Estes 6 pilares são, para mim, os básicos, para a criação de um ecossistema para a longevidade. Terão múltiplas ramificações, seja na área do ensino, do turismo, do setor financeiro, da saúde pública e privada, para citar aqueles setores que são mais óbvios.

A existência de um ecossistema para a longevidade permite ainda que se desenvolvam outras áreas como a derivação do ESG para o LSG (Longevity Social Governance), todo o setor da Qualidade, onde iremos assistir a outro conceito de organização a que chamo “Longevity Complience Organization”.

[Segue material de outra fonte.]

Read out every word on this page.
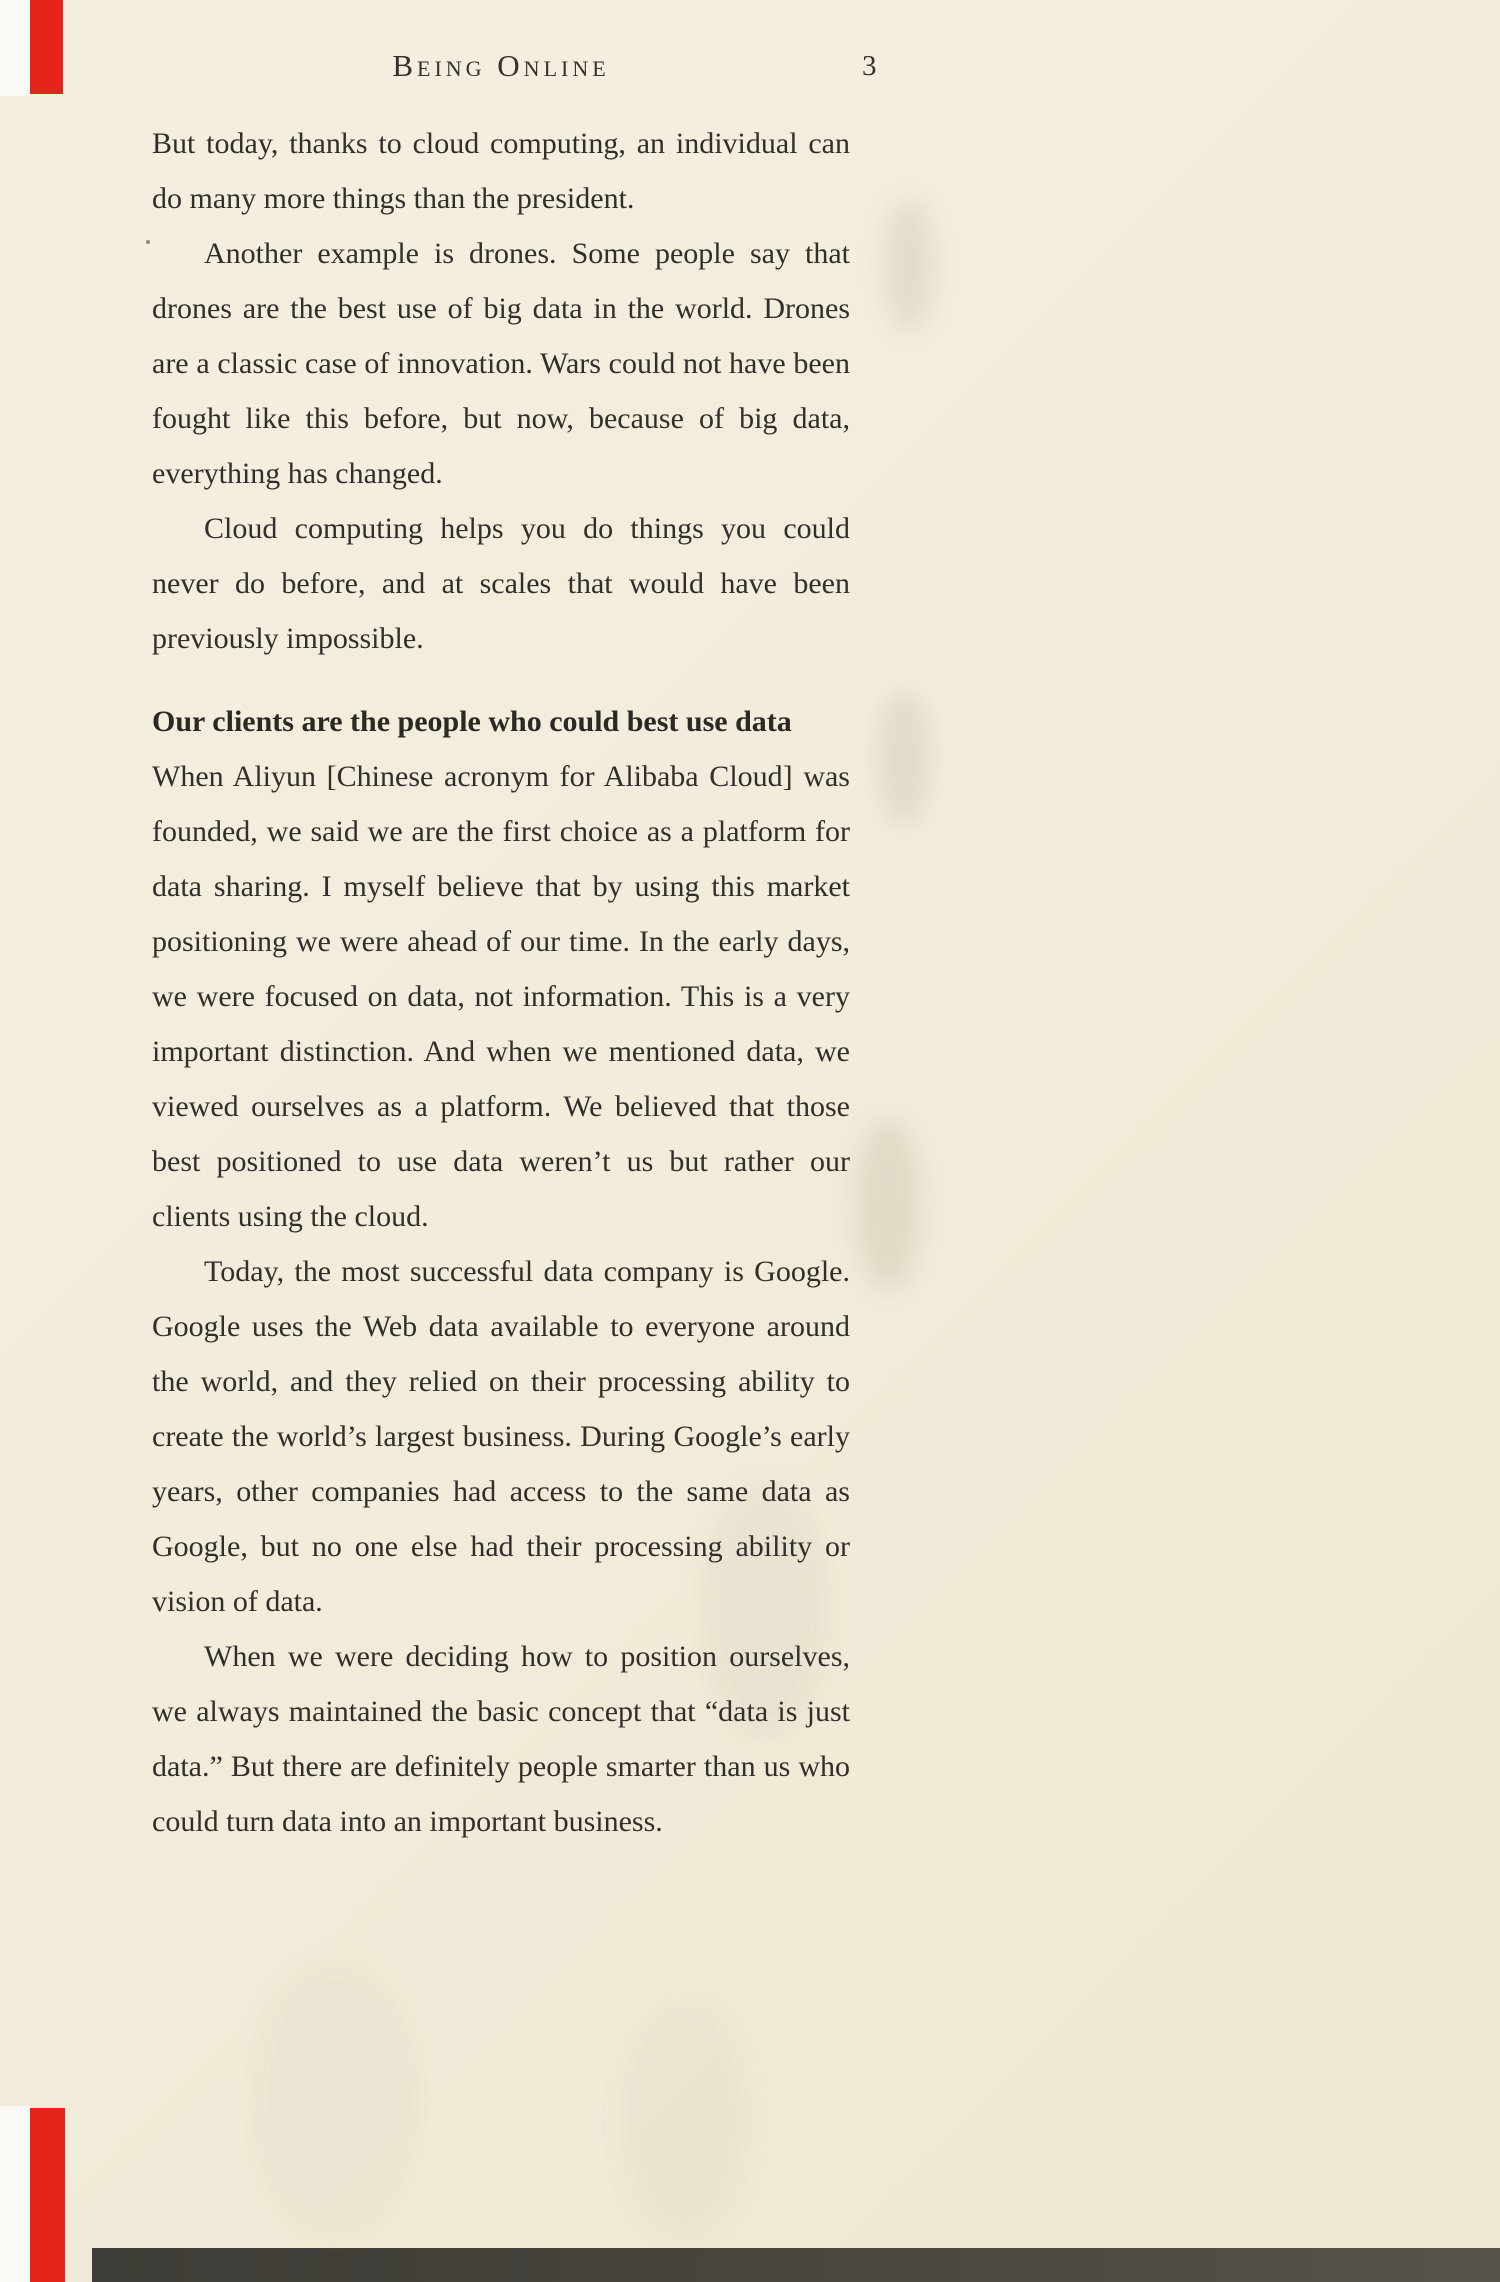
Being Online	3

But today, thanks to cloud computing, an individual can do many more things than the president.

Another example is drones. Some people say that drones are the best use of big data in the world. Drones are a classic case of innovation. Wars could not have been fought like this before, but now, because of big data, everything has changed.

Cloud computing helps you do things you could never do before, and at scales that would have been previously impossible.

Our clients are the people who could best use data

When Aliyun [Chinese acronym for Alibaba Cloud] was founded, we said we are the first choice as a platform for data sharing. I myself believe that by using this market positioning we were ahead of our time. In the early days, we were focused on data, not information. This is a very important distinction. And when we mentioned data, we viewed ourselves as a platform. We believed that those best positioned to use data weren’t us but rather our clients using the cloud.

Today, the most successful data company is Google. Google uses the Web data available to everyone around the world, and they relied on their processing ability to create the world’s largest business. During Google’s early years, other companies had access to the same data as Google, but no one else had their processing ability or vision of data.

When we were deciding how to position ourselves, we always maintained the basic concept that “data is just data.” But there are definitely people smarter than us who could turn data into an important business.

Esta é a minha visão de mundo para o qual caminhamos, quando temos postos os óculos da longevidade. Em síntese:

  • Passamos da economia da longevidade para a longevidade como driver da longevidade;
  • Teremos a longevidade de uma forma evidente tanto nos ODS como no ESG, com algo a que chamo de LSG;
  • Em termos organizacionais, a longevidade (lato senso) passa a ser um fator de promoção da retenção de talento, de aumento de produtividade e de competitividade.

Assumindo que assim será, como está Portugal neste cenário? Em que medida faz sentido ter uma visão e vontade política que vá muito além da sustentabilidade da segurança social e da gestão dos impactos negativos do envelhecimento?

Até hoje temos estado no patamar que considero básico para um país que é o 4.º mais envelhecido do mundo. Não é uma crítica ao Governo atual, é uma chamada de atenção à classe política e um apelo a uma mudança de forma de encarar a realidade da demografia e da economia global.

Portugal já tem muito boas estruturas que, com alinhamento e estratégia, nos permitem criar o dito ecossistema para a economia guiada pela longevidade. Como por exemplo o recém-criado Instituto da Longevidade que uniu Nova MS e Nova BS ou mesmo a internacionalização da Sociedade Portuguesa de Medicina e Ciência da Longevidade, uma organização formada por médicos e cientistas com interesse na medicina da longevidade que faz parte da International Longevity Alliance.

O setor do retalho também está a despertar para o tema da longevidade, se bem que ainda não temos uma visão clara do que é a longevidade como área de consumo. O imobiliário há muito que tem o envelhecimento na agenda, sendo que falta agora dar o salto para a longevidade. Mesmo os setores sociais, do desporto, urbanismo e turismo estão a perceber que envelhecimento e longevidade não são a mesma coisa.

Portugal pode e deve-se posicionar como um ecossistema para a longevidade, fazendo da longevidade um efetivo eixo de desenvolvimento económico e social para as próximas décadas, com implicações tanto ao nível das políticas públicas como fiscais. Para isso é preciso que haja visão macro estratégica. Este é o ponto de partida.

Temos condições geopolíticas únicas, somos um país pequeno, mas importante no que toca à inovação, temos estruturas de investimento privado a surgir, dedicadas à longevidade. Temos grandes cientistas e estamos inseridos nas grandes redes globais que se focam na longevidade. Temos uma estratégia de melhoria do envelhecimento da população e poderia continuar a enumerar as potencialidades.

Em síntese, temos peças soltas que precisam de ser agrupadas e falta-nos a mudança de mentalidade, o maior envolvimento político e falo não somente do Governo, como dos partidos políticos, e a promoção de uma literacia para a nova economia, onde a longevidade é um eixo de desenvolvimento.